Carter Page meets with the alleged Russian intelligence operative Victor Podobnyy and provides Podobnyy with documents. Page later says that their interactions did not include anything substantive. According to court documents, Podobnyy considers Page “an idiot,” but concludes that “For now, his enthusiasm works for me.” Their conversations become public record when the U.S government arrests Podobnyy in 2015.
Carter Page was one of the five members of then-candidate Donald Trump’s foreign policy advisory team that he named to The Washington Post editorial board on March 21, 2016. The announcement initially drew attention because Page, who owns (and is the sole employee of) the energy consulting firm Global Energy Capital, was a relative unknown; his position has since attracted additional scrutiny because of his ties to Russia, multiple trips to Moscow, and appearance in the Steele Dossier.
Page’s run-ins with Russian intelligence officials far predate his affiliation with Trump. According to BuzzFeed, Carter Page acknowledged that he was the subject of a 2015 FBI court filing alleging that, in 2013, a Russian intelligence operative named Victor Podobnyy attempted to recruit Page.
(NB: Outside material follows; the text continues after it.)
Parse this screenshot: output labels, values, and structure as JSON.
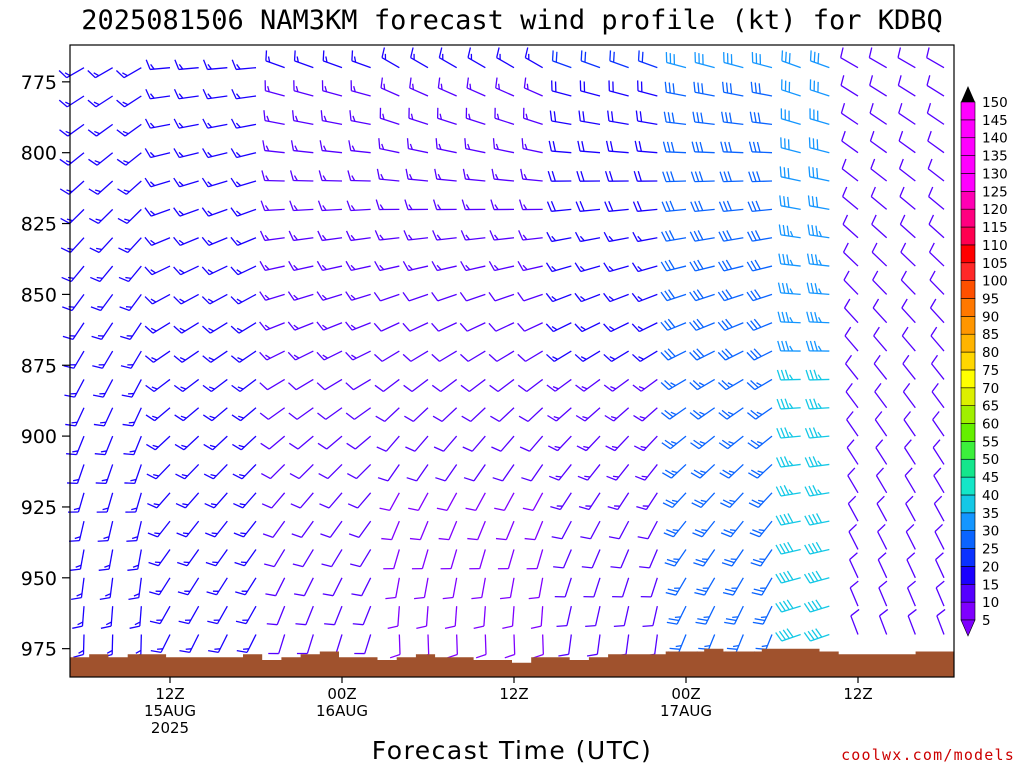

Page claimed that the revelation of his identity—the FBI filing only identifies him as “Male 1,” but, according to BuzzFeed, “Page suggested that the complaint was written so that it was obvious he was the Gazprom-connected man Podobnyy talked about recruiting”—was part of an attempt by the Obama administration to damage his reputation. The FBI also obtained a FISA warrant to monitor Page’s communications in the summer of 2016 due to his prior contacts with Russian intelligence, which Page has described as “unjustified, politically motivated government surveillance.”
After he joined the Trump campaign, Page took at least three trips that furthered speculation about possible collusion between the Trump campaign and the Russian government during the 2016 election. On July 7, 2016, Page traveled to Moscow to give a speech at the New Economic School, where Page says he met with Russian Deputy Prime Minister Arkady Dvorkovich. Page has characterized that meeting as not more than a “hello.” The New York Times reported that after the trip, Page “sent an email to at least one Trump campaign aide describing insights he had after conversations with government officials, legislators and business executives” while in Moscow. According to The New York Times, the trip was “a catalyst for the FBI investigation into connections between Russia and Trump’s campaign, according to current and former law enforcement and intelligence officials.” This trip features in the Steele Dossier, which alleges that Page met with officials from both the Russian government and the state-owned gas company Rosneft, who offered him a brokerage fee for the subsequent privatization of a 19.5 percent stake in the company. Page also traveled to Budapest, which ABC has described as a “hub of Russian intelligence activity,” in September 2016, where he met with high-ranking Hungarian government officials. He also travelled again to Moscow on December 12, 2016, where he reportedly met with “business leaders and thought leaders” and an executive from Rosneft.
Page has repeatedly dismissed the allegations in the dossier as part of a politically motivated witch hunt, and claims that his interactions with Dvorkovich and other officials were too brief to merit additional scrutiny. Despite having previously announced that he intended to plead the Fifth, Page testified before for several hours without a lawyer on November 2, 2017. In his statements, Page said that he emailed Trump campaign officials informing them about his July 2016 trip to Moscow and that, after the trip, he told campaign officials that Dvorkovich had “expressed strong support for Mr. Trump.” Page also indicated that Corey Lewandowski, Hope Hicks, J.D. Gordon, Jeff Sessions, and Sam Clovis were all aware of his trip to Moscow. This communication with numerous high-ranking campaign officials seems to contradict the Trump administration’s characterization that he was only tangentially related to the campaign as an informal volunteer.
On July 20, 2018, the Department of Justice complied with a Freedom of Information Act request for the FISA application submitted by the FBI in relation to Page’s Russian connections. DOJ released the initial application, as well as three applications submitted to renew the FBI’s access to Page’s communications under FISA, which extended into 2017. The applications demonstrate that, beginning in October of 2016, the FBI had enough evidence connecting Page to Russia to meet the ‘probable cause’ standard necessary for a FISA warrant, and the FBI’s surveillance netted sufficient intelligence to justify three renewals.